If the Isles' first round matchup with the stingy Toronto Maple Leafs could be summarized in two words, those would be "fierce" and tough.”
Despite losing the first two games in Toronto, spirits remained high heading back to the Coliseum for the Isles' first playoff home game since 1994. Fans were asked to wear all white for the entire series, and they obliged, adding a cathedral aura to the postseason electricity.
"Steve Webb! - Clap Clap! - Steve Webb!" crooned the crowd as the fourth line favorite crashed into one blue sweater after another. Inspired by Webb's 11 hits, the Islanders answered an early Toronto score with six straight of their own to cut the series deficit in half.
What the 6-1 Game Three route lacked in suspense, the following evening's Game Four made up for in abundance. The Maple Leafs carried a 2-1 lead into the final seven minutes, but the Islanders flipped the script with goals 100 seconds apart, sending the building into a frenzy. Corson tied it with 3:26 remaining, but the ever-resilient Isles were awarded a penalty shot a minute later, after Bates was lassoed to the ice by former Islander captain Bryan McCabe. Unshakable Shawn shelved a wrister over star goalie Curtis Joseph's blocker to put New York ahead 4-3 and seal the eventual win.

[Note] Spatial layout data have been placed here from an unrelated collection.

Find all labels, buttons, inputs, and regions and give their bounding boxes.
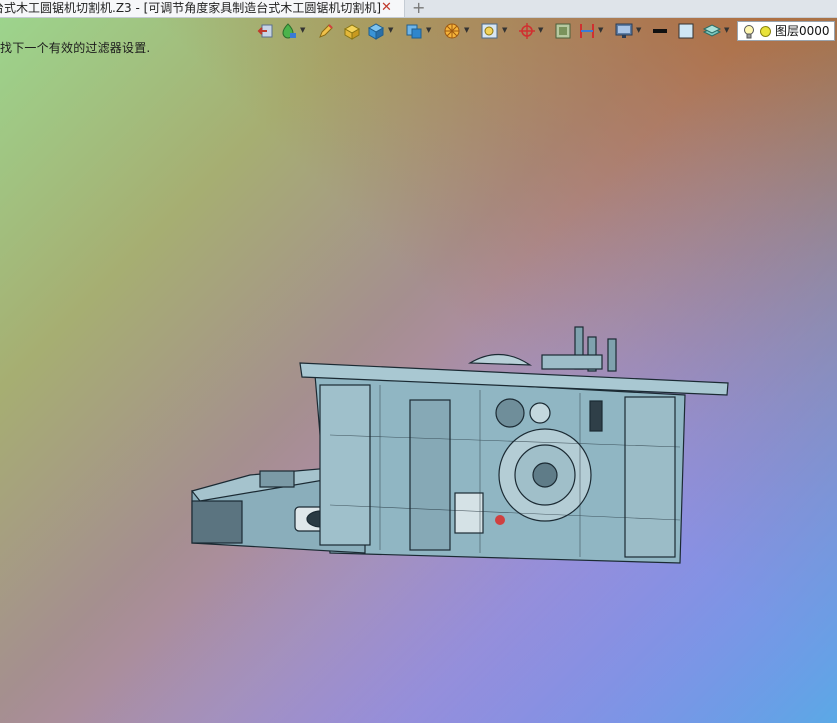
status-message: 找下一个有效的过滤器设置. [0,41,151,55]
color-swatch-icon[interactable] [676,21,696,41]
render-style-caret-icon[interactable]: ▼ [300,27,307,34]
monitor-caret-icon[interactable]: ▼ [636,27,643,34]
view-cube-icon[interactable] [404,21,424,41]
document-tab-bar: 台式木工圆锯机切割机.Z3 - [可调节角度家具制造台式木工圆锯机切割机] ✕ … [0,0,837,18]
document-tab[interactable]: 台式木工圆锯机切割机.Z3 - [可调节角度家具制造台式木工圆锯机切割机] ✕ [0,0,405,17]
layer-color-swatch[interactable] [760,26,771,37]
document-tab-title: 台式木工圆锯机切割机.Z3 - [可调节角度家具制造台式木工圆锯机切割机] [0,1,381,15]
layer-name: 图层0000 [775,24,830,38]
section-plane-caret-icon[interactable]: ▼ [598,27,605,34]
render-style-icon[interactable] [279,21,299,41]
layer-stack-caret-icon[interactable]: ▼ [724,27,731,34]
add-tab-icon[interactable]: + [412,0,425,16]
solid-cube-caret-icon[interactable]: ▼ [388,27,395,34]
line-weight-icon[interactable] [650,21,670,41]
orient-wheel-icon[interactable] [442,21,462,41]
monitor-icon[interactable] [614,21,634,41]
zoom-fit-caret-icon[interactable]: ▼ [502,27,509,34]
table-saw-3d-model[interactable] [180,315,740,575]
crosshair-caret-icon[interactable]: ▼ [538,27,545,34]
pen-icon[interactable] [316,21,336,41]
solid-cube-icon[interactable] [366,21,386,41]
lightbulb-icon[interactable] [742,24,756,40]
layer-stack-icon[interactable] [702,21,722,41]
crosshair-icon[interactable] [517,21,537,41]
exit-view-icon[interactable] [256,21,276,41]
layer-selector[interactable]: 图层0000 [737,21,835,41]
shaded-box-icon[interactable] [342,21,362,41]
zoom-fit-icon[interactable] [480,21,500,41]
section-plane-icon[interactable] [577,21,597,41]
frame-select-icon[interactable] [553,21,573,41]
view-cube-caret-icon[interactable]: ▼ [426,27,433,34]
close-tab-icon[interactable]: ✕ [381,0,392,16]
orient-wheel-caret-icon[interactable]: ▼ [464,27,471,34]
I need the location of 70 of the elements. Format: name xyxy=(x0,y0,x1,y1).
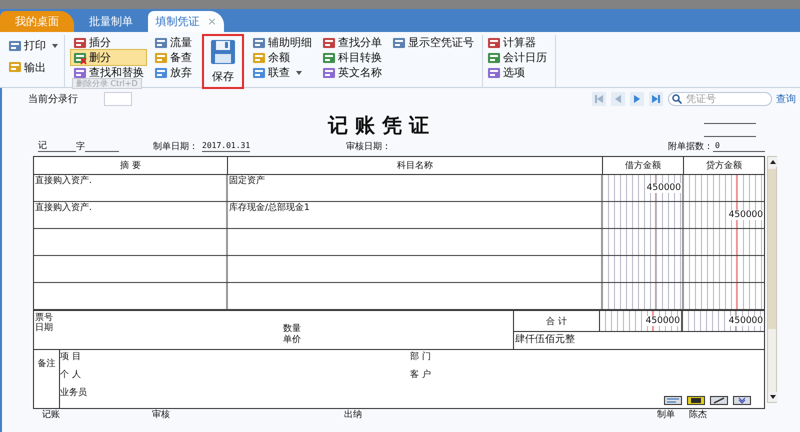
row-label: 当前分录行 xyxy=(28,92,78,106)
column-header: 贷方金额 xyxy=(705,160,743,173)
toolbar-button[interactable]: 显示空凭证号 xyxy=(390,35,476,50)
column-header: 摘 要 xyxy=(34,157,228,174)
toolbar-button[interactable]: 英文名称 xyxy=(320,65,384,80)
toolbar-button[interactable]: 会计日历 xyxy=(485,50,549,65)
attachments-value: 0 xyxy=(713,141,765,152)
quantity-label: 数量 xyxy=(283,324,301,334)
word-label: 字 xyxy=(76,142,85,152)
toolbar-button[interactable]: 输出 xyxy=(6,60,58,75)
note-field-label: 部 门 xyxy=(410,352,431,363)
signature-label: 审核 xyxy=(152,409,171,421)
note-field-label: 业务员 xyxy=(60,388,88,399)
date-field-label: 日期 xyxy=(35,323,53,333)
toolbar-button[interactable]: 打印 xyxy=(6,38,58,54)
date-label: 制单日期： xyxy=(153,142,198,152)
summary-cell[interactable]: 直接购入资产. xyxy=(34,202,228,228)
scroll-thumb[interactable] xyxy=(768,169,776,329)
toolbar-button[interactable]: 插分 xyxy=(71,35,146,50)
scroll-down-icon[interactable] xyxy=(768,392,778,402)
scroll-up-icon[interactable] xyxy=(768,157,778,167)
unit-price-label: 单价 xyxy=(283,335,301,346)
search-field[interactable]: 凭证号 xyxy=(668,92,772,106)
tab[interactable]: 填制凭证 × xyxy=(148,11,224,32)
toolbar-button[interactable]: 余额 xyxy=(250,50,314,65)
scrollbar[interactable] xyxy=(767,156,777,403)
note-field-label: 项 目 xyxy=(60,352,82,363)
notes-label: 备注 xyxy=(38,358,56,371)
date-value: 2017.01.31 xyxy=(202,141,250,152)
note-icon[interactable] xyxy=(664,396,682,405)
toolbar-button[interactable]: 科目转换 xyxy=(320,50,384,65)
signature-name: 陈杰 xyxy=(689,409,707,421)
delete-row-icon xyxy=(73,50,87,64)
expand-icon[interactable] xyxy=(733,396,751,405)
card-icon[interactable] xyxy=(687,396,705,405)
toolbar-button[interactable]: 放弃 xyxy=(152,65,194,80)
last-page-icon[interactable] xyxy=(649,92,663,106)
attachments-label: 附单据数： xyxy=(668,142,713,152)
row-input-field[interactable] xyxy=(104,92,132,106)
summary-cell[interactable]: 直接购入资产. xyxy=(34,175,228,201)
search-icon xyxy=(672,94,682,104)
signature-label: 记账 xyxy=(42,409,61,421)
tab[interactable]: 批量制单 xyxy=(74,11,148,32)
signature-label: 出纳 xyxy=(344,409,363,421)
signature-label: 制单 xyxy=(657,409,675,421)
toolbar-button[interactable]: 辅助明细 xyxy=(250,35,314,50)
note-field-label: 客 户 xyxy=(410,370,431,381)
toolbar-button[interactable]: 联查 xyxy=(250,65,314,80)
column-header: 科目名称 xyxy=(228,157,603,174)
type-label: 记 xyxy=(38,141,76,152)
next-icon[interactable] xyxy=(630,92,644,106)
toolbar-button[interactable]: 流量 xyxy=(152,35,194,50)
voucher-title: 记 账 凭 证 xyxy=(326,112,430,138)
toolbar-button[interactable]: 计算器 xyxy=(485,35,549,50)
previous-icon[interactable] xyxy=(611,92,625,106)
pencil-icon[interactable] xyxy=(710,396,728,405)
tooltip: 删除分录 Ctrl+D xyxy=(72,78,142,89)
amount-in-words: 肆仟伍佰元整 xyxy=(514,332,576,347)
first-page-icon[interactable] xyxy=(592,92,606,106)
toolbar-button[interactable]: 选项 xyxy=(485,65,549,80)
query-link[interactable]: 查询 xyxy=(776,92,796,106)
toolbar-button[interactable]: 删分 xyxy=(71,50,146,65)
note-field-label: 个 人 xyxy=(60,370,82,381)
toolbar-button[interactable]: 备查 xyxy=(152,50,194,65)
ticket-label: 票号 xyxy=(35,313,53,323)
column-header: 借方金额 xyxy=(603,157,684,174)
save-button[interactable]: 保存 xyxy=(202,34,244,88)
toolbar-button[interactable]: 查找分单 xyxy=(320,35,384,50)
audit-date-label: 审核日期： xyxy=(346,142,392,152)
toolbar-button[interactable]: 查找和替换 xyxy=(71,65,146,80)
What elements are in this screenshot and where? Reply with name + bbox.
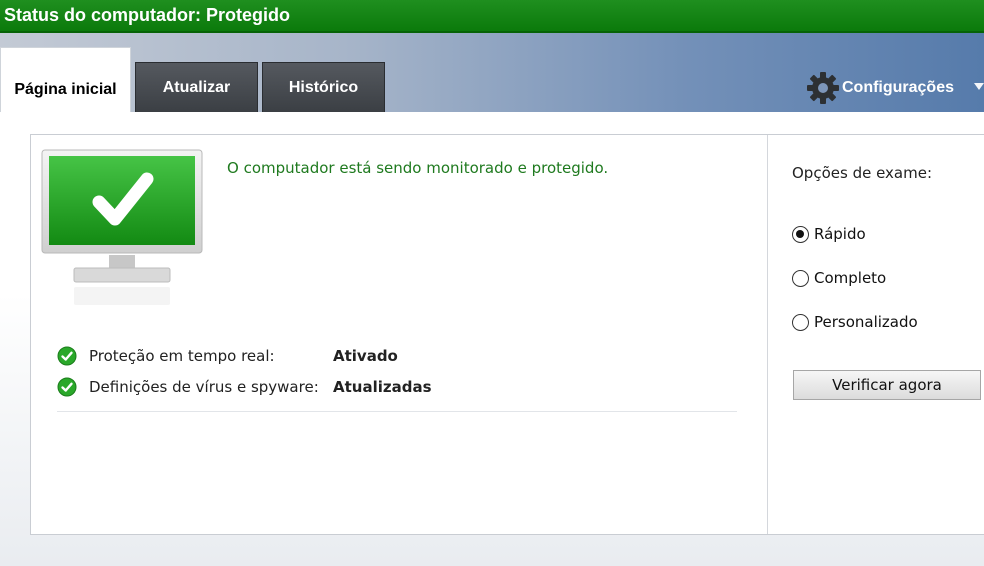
settings-button[interactable]: Configurações xyxy=(806,71,954,105)
scan-options-title: Opções de exame: xyxy=(792,164,933,182)
green-check-icon xyxy=(57,377,77,397)
tab-bar: Página inicial Atualizar Histórico Confi… xyxy=(0,33,984,112)
radio-label: Personalizado xyxy=(814,313,918,331)
status-row-definitions: Definições de vírus e spyware: Atualizad… xyxy=(57,377,432,397)
window-title: Status do computador: Protegido xyxy=(4,5,290,25)
status-value: Ativado xyxy=(333,347,398,365)
scan-option-completo[interactable]: Completo xyxy=(792,269,886,287)
scan-now-button[interactable]: Verificar agora xyxy=(793,370,981,400)
status-label: Definições de vírus e spyware: xyxy=(89,378,319,396)
radio-label: Rápido xyxy=(814,225,866,243)
horizontal-divider xyxy=(57,411,737,412)
scan-option-rapido[interactable]: Rápido xyxy=(792,225,866,243)
tab-pagina-inicial[interactable]: Página inicial xyxy=(0,47,131,112)
gear-icon xyxy=(806,72,839,104)
tab-atualizar[interactable]: Atualizar xyxy=(135,62,258,112)
status-row-realtime: Proteção em tempo real: Ativado xyxy=(57,346,398,366)
scan-option-personalizado[interactable]: Personalizado xyxy=(792,313,918,331)
radio-button[interactable] xyxy=(792,269,809,287)
settings-label: Configurações xyxy=(841,79,954,96)
status-panel: O computador está sendo monitorado e pro… xyxy=(30,134,984,535)
tab-label: Atualizar xyxy=(162,78,231,96)
radio-label: Completo xyxy=(814,269,887,287)
tab-historico[interactable]: Histórico xyxy=(262,62,385,112)
status-label: Proteção em tempo real: xyxy=(89,347,275,365)
tab-label: Página inicial xyxy=(14,81,117,98)
title-bar: Status do computador: Protegido xyxy=(0,0,984,33)
protection-status-message: O computador está sendo monitorado e pro… xyxy=(227,159,609,177)
tab-label: Histórico xyxy=(288,78,359,96)
vertical-divider xyxy=(767,135,768,534)
protected-monitor-icon xyxy=(41,149,203,305)
radio-button[interactable] xyxy=(792,313,809,331)
dropdown-arrow-icon[interactable] xyxy=(974,83,984,90)
radio-button[interactable] xyxy=(792,225,809,243)
green-check-icon xyxy=(57,346,77,366)
main-content: O computador está sendo monitorado e pro… xyxy=(0,112,984,566)
status-value: Atualizadas xyxy=(333,378,432,396)
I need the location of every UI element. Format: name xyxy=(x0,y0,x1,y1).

Jonsson and Peca were injured early in Game Five, and the Isles dropped the contest, 6-3. Game Six back at the Coliseum, however, was a different story – a 5-3 Islanders win.
Although the Isles fell a shot shy in Game Seven, their accomplishment was lost on no one. In leaping from 52 points to 96, they achieved what was at the time the fourth-largest single-season turnaround in league history, in a manner which seemed unfathomable only 10 months prior.
"We took tremendous strides as a team, as an organization, as a community," summarized Coach Laviolette. "People love the Islanders."
Well, that last part has always been true. But certainly, the love was especially intense - and loud - in 2001-02.